Sharif will be among the first foreign leaders to visit China following the recently-concluded historic 20th National Congress of the Communist Party of China in which President Xi won an unprecedented third five-year term in power.
Sharif's trip to China comes at a time when cash-strapped Pakistan is making all efforts to arrange billions of dollars for payment of debts and bridge the trade deficit. Pakistan owes Paris Club countries a combined sum of around USD 10.7 billion. The Paris Club is a group of officials from major creditor nations whose role is to find coordinated and sustainable solutions to the payment difficulties experienced by debtor countries.
According to the International Monetary Fund (IMF), Pakistan's total non-Paris Club bilateral debt currently stands at about USD 27 billion, of which Chinese debt is about USD 23 billion.
The prime minister will visit China on November 1-2. He will lead a high-level delegation, which includes Foreign Minister Bilawal Bhutto Zardari, the foreign ministry said in a press release.
Sharif is undertaking the visit at the invitation of his Chinese counterpart Li Keqiang, it said.
The prime minister's visit represents the continuity of frequent leadership-level exchanges between Pakistan and China.

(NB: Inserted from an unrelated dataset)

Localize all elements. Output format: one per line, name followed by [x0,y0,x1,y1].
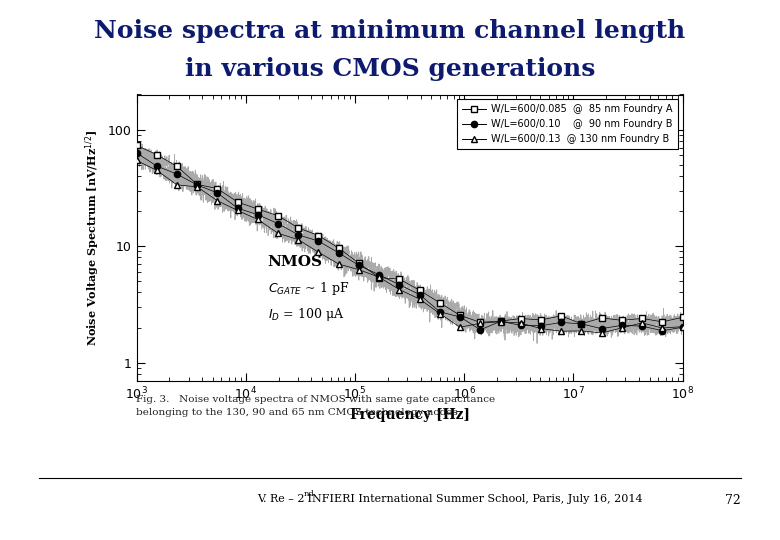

Sharif will meet with President Xi and hold delegation-level talks with Premier Li, the release said.
"The two sides will review the all-weather strategic cooperative partnership and exchange views on regional and global developments," it said.
This would be Sharif's first visit to China since assuming office in April 2022 and follows his meeting with Xi in Uzbekistan on September 16 on the sidelines of the 22nd Shanghai Cooperation Organisation (SCO) summit, the release said.
Xi, 69, was re-elected as the General Secretary of the ruling Communist Party of China (CPC) on Sunday, becoming the first leader after party founder Mao Zedong to continue in power after a 10-year tenure at the just concluded once-in-a-five years Congress, firming his grip over the party.
All his predecessors retired after 10 years in power, following a well-established rule.
Sharif's visit is also expected to advance the wide-ranging bilateral cooperation agenda with the conclusion of a number of MoUs/agreements in diverse areas, and consolidate the momentum of the China-Pakistan Economic Corridor (CPEC) cooperation.
Launched in 2013, the CPEC is a corridor linking Pakistan's Gwadar port on the Arabian Sea with Kashgar in northwest China's Xinjiang Uygur Autonomous Region, which highlights energy, transport, and industrial cooperation.
The USD 60 billion CPEC is part of China's ambitious Belt and Road Initiative (BRI), a pet project of President Xi.
China has historically come to Pakistan's rescue with economic, political, and military assistance and the leadership of the two countries has often described their ties as all-weather.